Akşamın Şentepe üzerine çöktüğü o anlarda evlerin bacasından çıkan dumanlar kaplamıştı her yeri. Bütün oyuncaklarının darma duman olduğu mahalle parkının kıyısında bir kaç genç bir araya toplanmış ortaya yaktıkları ateşin etrafında sohbet ediyorlardı. Aralık ayının en çetin soğuğu vardı Ankara’nın sırtında. Çelebi ve İdris her zamanki akşam voltalarını atmak için mahalle aralarında dolaşıyorlardı. Parkta ki gençleri görünce usulca sokuldular yanlarına. İsimleri Selim, Hakan ve Ozan olan bu üç genç yarın okulu asıp nereye gideceklerinin planı içindeydiler. Fakat İdris sert çıkışmak isteyince Çelebi onu susturmuş ve çoktan gençlere okulun ne kadar gereksiz, eğitimin manasız olduğunu anlatmaya başlamıştı. İdris şaşkınlık içinde olup bitene anlam vermeye çalışıyordu. Daha sonra Çelebi birden ateşi söndürmeye kalkıştı. Gençlerde anlamsız bir şekilde olup biteni izliyorlardı.
– Ya gençler, bu ateşi memleketin bağrına yakmak varken, gelmişsiniz Şentepe de bir parkın içine yakıyorsunuz. İşte, o kadar da güçsüz bir ateş ki birisi çıkıp geliyor ve söndürüveriyor.
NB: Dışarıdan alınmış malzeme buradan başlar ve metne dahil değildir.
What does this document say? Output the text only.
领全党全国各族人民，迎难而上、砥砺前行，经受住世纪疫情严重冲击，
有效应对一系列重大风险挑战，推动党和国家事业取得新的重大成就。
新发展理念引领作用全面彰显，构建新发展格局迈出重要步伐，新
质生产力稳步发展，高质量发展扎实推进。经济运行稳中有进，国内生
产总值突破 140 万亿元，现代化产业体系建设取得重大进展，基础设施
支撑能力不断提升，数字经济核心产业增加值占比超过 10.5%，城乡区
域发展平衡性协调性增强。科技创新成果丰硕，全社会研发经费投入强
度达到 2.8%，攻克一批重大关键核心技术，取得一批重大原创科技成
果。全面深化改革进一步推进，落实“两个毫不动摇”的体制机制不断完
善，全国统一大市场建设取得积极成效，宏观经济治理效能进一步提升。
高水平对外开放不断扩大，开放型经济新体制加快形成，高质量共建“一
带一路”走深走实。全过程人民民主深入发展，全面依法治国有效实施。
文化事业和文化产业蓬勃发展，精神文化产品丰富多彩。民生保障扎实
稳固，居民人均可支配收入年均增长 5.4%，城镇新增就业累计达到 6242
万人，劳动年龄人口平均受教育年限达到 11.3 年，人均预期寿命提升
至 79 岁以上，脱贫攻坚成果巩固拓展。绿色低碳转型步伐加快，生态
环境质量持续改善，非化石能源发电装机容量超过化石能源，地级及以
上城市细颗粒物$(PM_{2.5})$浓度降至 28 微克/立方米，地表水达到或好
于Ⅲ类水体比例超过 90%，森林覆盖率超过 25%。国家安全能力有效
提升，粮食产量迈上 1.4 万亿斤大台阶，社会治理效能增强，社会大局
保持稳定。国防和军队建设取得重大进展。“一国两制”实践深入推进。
– Abi memlekete ateş yaksak söndüremezler mi yani dedi alaylayarak Hakan.
Çelebi tebessüm edip Hakan’ın gözlerinin içine baktı. “Üçünüz birlik olsaydınız eğer bende bu ateşi söndüremezdim” dedi ve devam etti;
– Engel olmadınız çünkü manası olmayan bir ateş. Manası olmayan bir ateş için kavgada manasız olurdu.
– Abi niye kavga edelim, üşüdük geldik yaktık dedi yine Hakan. Kahveye gidecek paramız yoktu.
– Kalkın gidiyoruz, dedi Çelebi. Ardından toplanıp, mahallenin bir köşesine açtıkları kütüphaneye geldiler. İdris gizli mesajı almıştı, hemen ocağa çay suyu koydu. Yatsı ezanının okunduğu sıralarda başlayan sohbet neredeyse sabah ezanına kadar devam etmişti.
Ozan biraz daha alakasız gibi duruyordu. Fakat Selim ve Hakan öyle anlamlı sorular soruyorlardı ki bazen Çelebi de İdris de cevap vermekte zorlanıyorlardı. Sabah olduğunda hep birlikte karar almışlardı, memleketin bağrına ateşi yakacaklardı.
Artık günler sürekli böyle sohbetlerle geçiyordu. Böylece okulda ki en haylaz ve en tehlikeli gibi görünen iki öğrenci Hakan ve Selim okulun parlayan yıldızları olmuştu.
Yedi Sene Sonra Selim Öğretmen Olmuştu
Bir gün Çelebinin telefonu çalmaya başladı, arayan Selim’di. Heyecanlı bir şekilde, kelimeleri yuta yuta konuşuyordu.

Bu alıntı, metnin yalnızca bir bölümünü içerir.